We are starting to get to the point where we know exactly what Sean Monahan is - a solid point producer if not a great driver of possession. He did very well in the playoffs, but his regular season was not without faults (most of those which were exposed by being coupled with Troy Brouwer, a possession sieve who really didn’t mesh with Monahan who, as mentioned, is not a possession driver in his own right). There were some concerns there with his play, namely the fact that he had just eight primary assists (!!!) whilst playing alongside the phenomenally-talented Johnny Gaudreau. Overall he was 144th out of 352 forwards that had at least a 500 minute sample size in primary points per minute in five-on-five scenarios which - coupled with the possession numbers - puts him at around third line equivalency.

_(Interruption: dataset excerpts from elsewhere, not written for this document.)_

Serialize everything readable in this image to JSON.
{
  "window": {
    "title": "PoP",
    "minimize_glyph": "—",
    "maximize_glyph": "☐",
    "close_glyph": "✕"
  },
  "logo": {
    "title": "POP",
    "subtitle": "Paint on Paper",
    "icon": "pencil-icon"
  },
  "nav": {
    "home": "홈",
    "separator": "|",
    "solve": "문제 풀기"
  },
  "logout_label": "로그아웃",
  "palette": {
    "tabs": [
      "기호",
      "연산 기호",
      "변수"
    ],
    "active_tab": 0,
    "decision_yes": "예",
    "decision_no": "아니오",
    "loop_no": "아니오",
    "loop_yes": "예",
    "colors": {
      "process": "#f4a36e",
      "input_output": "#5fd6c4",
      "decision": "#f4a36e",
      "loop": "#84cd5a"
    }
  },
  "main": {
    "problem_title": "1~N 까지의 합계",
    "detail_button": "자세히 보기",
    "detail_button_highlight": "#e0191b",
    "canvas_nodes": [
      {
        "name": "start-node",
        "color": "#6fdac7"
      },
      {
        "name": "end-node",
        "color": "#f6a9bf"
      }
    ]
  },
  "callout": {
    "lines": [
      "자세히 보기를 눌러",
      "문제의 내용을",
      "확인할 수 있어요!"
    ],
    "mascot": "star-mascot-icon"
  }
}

Many people feel like his bread and butter was on the power play, but that wasn’t exactly true either. Monahan was 46th of 70 players in primary points per minute in five-on-four situations of forwards with at least 200 minutes. It isn’t necessarily fair to count this against him as the Flames power play was wildly inconsistent (and one might even say bad) and his expected goal differential was favourable.
This tandem of Gaudreau and Monahan really needs to take the next step forward next year. The Flames will be a team rife with cap space for the first time in Brad Treliving’s tenure. If they manage to couple them with a solid driver of possession that can contribute offensively and fix the bottom half of their defense, this sky is the limit for this team next season.